JAY: And perhaps it goes back to something you were saying before as well about how the liberal elites, you said, kind of got disassociated from working-class issues. So the fight within the unions for what kind of leadership, for what kind of union, it kind of was going on somewhere over here, and the left was somewhere over there. And not that there weren't activists in the unions fighting, but they were kind of on their own.

HEDGES: Well, and meanwhile the working class was being decimated, so that now our working class is largely enveloped within the service sector, where, you know, couples will have two or three different jobs with no kind of benefits, no kind of [incompr.] Walmart nation. There is no force within either of the established political parties that are willing to stand up and defend the interests, even on the issue of minimum wage. That's only going to, again, come by stepping outside the formal mechanisms of power and beginning to build movements, as we saw with the Chicago teachers strike. I mean, let's remember that the Chicago teachers strike was fighting against a Democratic mayor, not just any mayor, but one of the pillars of the Democratic establishment, Rahm Emanuel, that they had to essentially remove the traditional leadership. And that's really going to be the future, that we're going to be fighting--we're fighting both parties. We're not fighting one party.

JAY: And the teachers were willing to make the sacrifice to fight when they had a leadership that wanted to go there.

HEDGES: That's right.

JAY: In the beginning of the interview, I asked you why the left hasn't been able to take more advantage of this moment, and you talked a bit about the failure of the liberal elite. But why should a people's movement, why should a working-class movement, why should it matter what the liberal elite does or doesn't do? I mean, one would assume the liberal elite, when push comes to shove, are a part of the elite.
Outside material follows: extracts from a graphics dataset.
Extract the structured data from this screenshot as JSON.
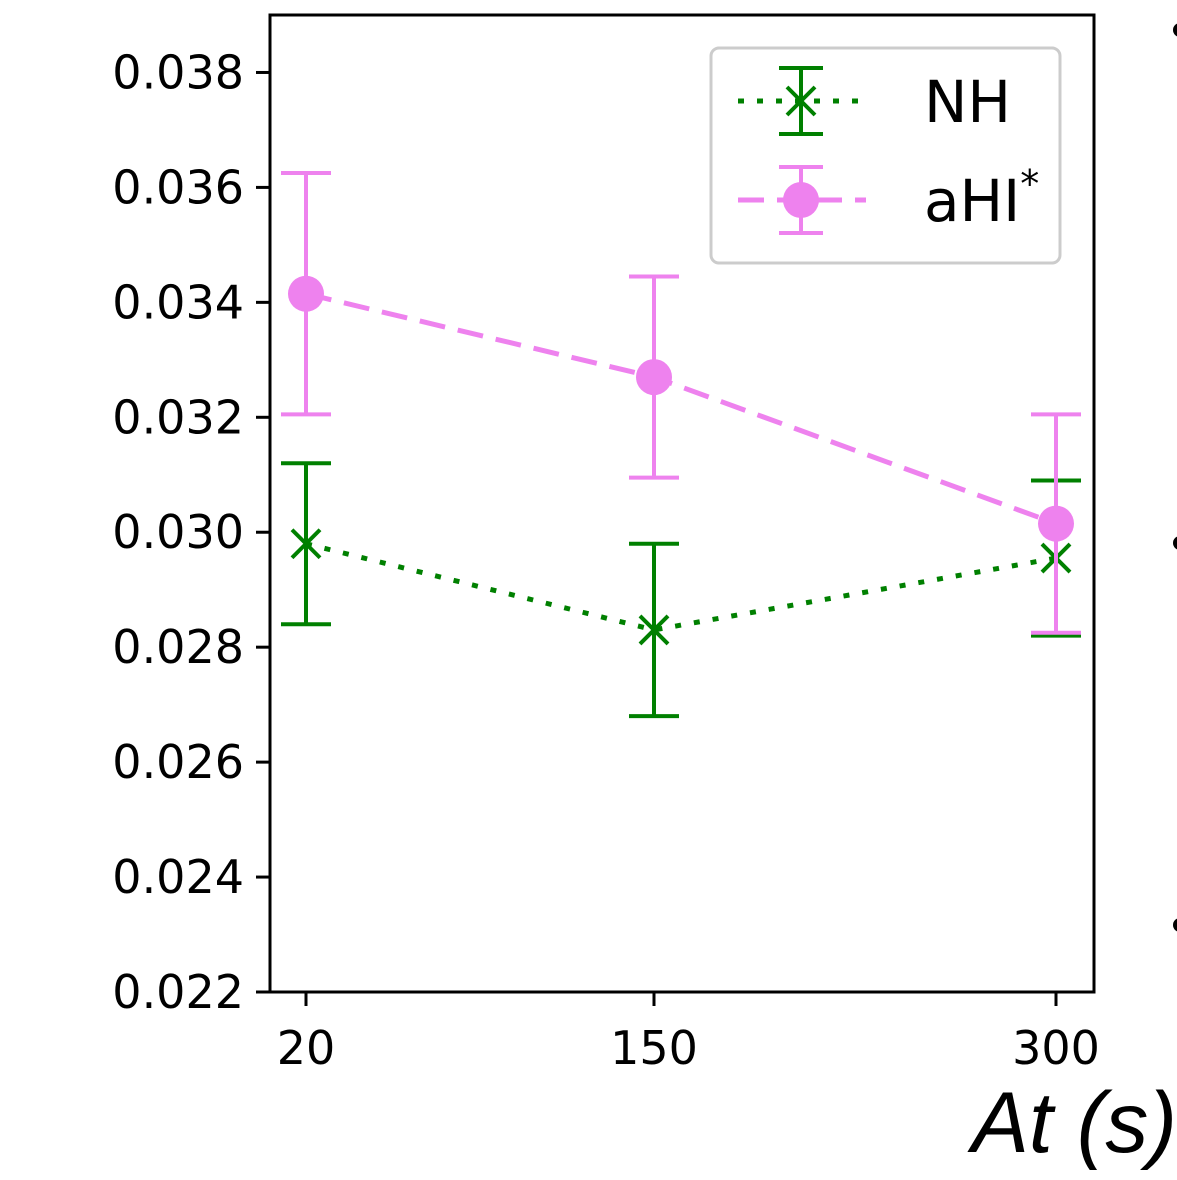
{
  "chart_data": {
    "type": "line",
    "xlabel": "At (s)",
    "ylabel": "",
    "x_categories": [
      "20",
      "150",
      "300"
    ],
    "ylim": [
      0.022,
      0.039
    ],
    "yticks": [
      "0.022",
      "0.024",
      "0.026",
      "0.028",
      "0.030",
      "0.032",
      "0.034",
      "0.036",
      "0.038"
    ],
    "grid": false,
    "legend_position": "top-right",
    "series": [
      {
        "name": "NH",
        "color": "#008000",
        "linestyle": "dotted",
        "marker": "x",
        "values": [
          0.0298,
          0.0283,
          0.02955
        ],
        "errors": [
          0.0014,
          0.0015,
          0.00135
        ]
      },
      {
        "name": "aHI",
        "name_superscript": "*",
        "color": "#ee82ee",
        "linestyle": "dashed",
        "marker": "circle",
        "values": [
          0.03415,
          0.0327,
          0.03015
        ],
        "errors": [
          0.0021,
          0.00175,
          0.0019
        ]
      }
    ]
  }
}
HEDGES: Yes, they are. That is, as Noam Chomsky has pointed out, the role of the liberal establishment, to act as a kind of safety valve, to ameliorate the suffering and respond to some of the grievances of the underclass to right the system, which is again, going back to the New Deal, precisely what happened. Roosevelt and Henry Wallace functioned as traditional liberal leaders functioned. And they keep the system afloat.

Now, the problem is that the radical movements that were able to push the liberal elites to respond have been destroyed. We don't have any anymore. In the long war against our internal and external enemies in the name of anti-communism, they've been utterly decimated, culminating in the 1950s with these huge purges. Ellen Schrecker has written two good books about this. You know, thousands, thousands of high school teachers, social workers, artists, directors, journalists like I. F. Stone were pushed out. I. F. Stone--.

JAY: And particularly trade unionists.

HEDGES: And trade unionists. So you end up with these distortions like, in the 1960s, Meany and Kirkland, who support Nixon's war in Indochina, denounce the hippies in the street. I mean, when Joe Sacco and I did our book Days of Destruction, Days of Revolt, one of the chapters is out of southern West Virginia. Now, pre-World War I, Mother Jones was a hero to the miners, like John Lewis and all of these radical figures. Now it's Sarah Palin and Michele Bachmann.

Why is that? It's because there's been a divorce of radical movements from the working class and radical ideologies from the working class. And the way that divorce came about is that those who had these kind of broad social visions which challenged the primacy of corporate capitalism got pushed out of the system. They're not there anymore. And so now at a moment of crisis--and we are certainly in a moment of crisis--we lack the movements which can give expression to the suffering of our underclass, and our liberal elites which once responded to those movements have been eviscerated and essentially are corporate stooges.